Obama argued voters made it clear in the election that they don't want to go  back to Republican policies that "cost" the Treasury revenues and "blew up the  deficit," as he told them repeatedly during the campaign.

 

The Washington media by and large share these assumptions. And they're  driving the debate over what to do about the federal budget crisis before Jan.  1, when the tax cuts and spending programs are set to expire.

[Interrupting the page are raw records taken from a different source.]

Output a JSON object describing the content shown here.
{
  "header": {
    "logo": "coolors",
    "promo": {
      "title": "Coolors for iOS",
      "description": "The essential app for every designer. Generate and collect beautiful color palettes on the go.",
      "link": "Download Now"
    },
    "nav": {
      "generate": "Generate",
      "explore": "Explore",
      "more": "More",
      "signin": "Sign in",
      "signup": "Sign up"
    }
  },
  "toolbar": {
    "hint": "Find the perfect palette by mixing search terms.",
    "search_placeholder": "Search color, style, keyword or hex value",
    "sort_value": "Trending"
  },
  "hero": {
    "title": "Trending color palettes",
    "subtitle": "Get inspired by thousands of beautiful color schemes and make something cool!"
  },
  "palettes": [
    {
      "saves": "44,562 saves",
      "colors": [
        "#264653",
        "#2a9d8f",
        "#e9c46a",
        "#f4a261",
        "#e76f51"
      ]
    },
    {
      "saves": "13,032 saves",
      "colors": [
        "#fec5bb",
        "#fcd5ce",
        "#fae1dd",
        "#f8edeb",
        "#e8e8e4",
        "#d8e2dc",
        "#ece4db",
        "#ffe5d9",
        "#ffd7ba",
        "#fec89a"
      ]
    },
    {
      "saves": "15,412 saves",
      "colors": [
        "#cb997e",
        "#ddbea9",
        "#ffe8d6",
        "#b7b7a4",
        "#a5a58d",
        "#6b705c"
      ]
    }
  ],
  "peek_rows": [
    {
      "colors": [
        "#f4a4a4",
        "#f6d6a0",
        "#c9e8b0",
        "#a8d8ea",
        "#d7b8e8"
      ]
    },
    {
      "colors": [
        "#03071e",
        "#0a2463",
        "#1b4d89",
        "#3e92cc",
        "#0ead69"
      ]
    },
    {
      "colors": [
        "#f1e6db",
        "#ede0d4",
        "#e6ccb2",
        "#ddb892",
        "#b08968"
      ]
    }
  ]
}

But the assumptions are faulty, based largely on political demagoguery rather  than hard numbers — including ones certified by Obama's own fiscal policy  advisers and bean counters in the White House.

 

Turn to Pages 411-413 of his 2012 Economic Report of the President, published  by the Council of Economic Advisers. They show that "the math," as Obama is wont  to say, in fact does add up for tax cuts.

 

After President Bush in late May 2003 signed the largest tax cut since  President Reagan — including dropping the top marginal rate to 35% from 39.6% — government receipts from individual income taxes rose from $793.7 billion to a  peak of $1.16 trillion in 2007, when the mortgage crisis began, a 47% jump.

 

Stronger economic growth expanded the tax base and brought in so much revenue  that Bush more than halved the deficit over that period. The budget gap plunged  to $160.7 billion from $377.6 billion, according to the president's report.

Perhaps the most impressive statistic appears on Page 412, one that undercuts  Obama's core argument against continuing the Bush tax cuts.

 

The post-tax-cut surge in economic growth and tax revenues helped drive down  the deficit from 3.5% of gross domestic product in 2004 to 2.6% in 2005, to 1.9%  in 2006 and to a manageable 1.2% in 2007.

 

Based on Bush fiscal policies, the nonpartisan Congressional Budget Office  projected budget deficits of 0.7% to 1.5% of GDP for the years 2008 through  2011. The CBO even predicted surpluses for the subsequent years through  2018.

 

Read More At IBD:  http://news.investors.com/ibd-editorials-perspective/113012-635352-bush-tax-cuts-did-not-cause-deficits.htm#ixzz2Dz7hT649

1 year ago

Isn't that just so interesting that they now realize Bush is not responsible.  But Obama won't acknowedge that the tax cut worked, Diane.  He is determined that he has the answers and it makes no difference what the math says, he is the only one with the right idea, he and his equally dillusional advisors.

1 year ago

Obama is unable to praise anyone but himself, Linda.   I believe over the next four years we will see a deep recession once again....this time on Obama's watch...a deep self inflicted recession and interest rates will soar....Jimmy Carter redux.....and no one to blame but himself.

1 year ago

I do not doubt this one bit, Diane and so I say protect your financial interests any way you can.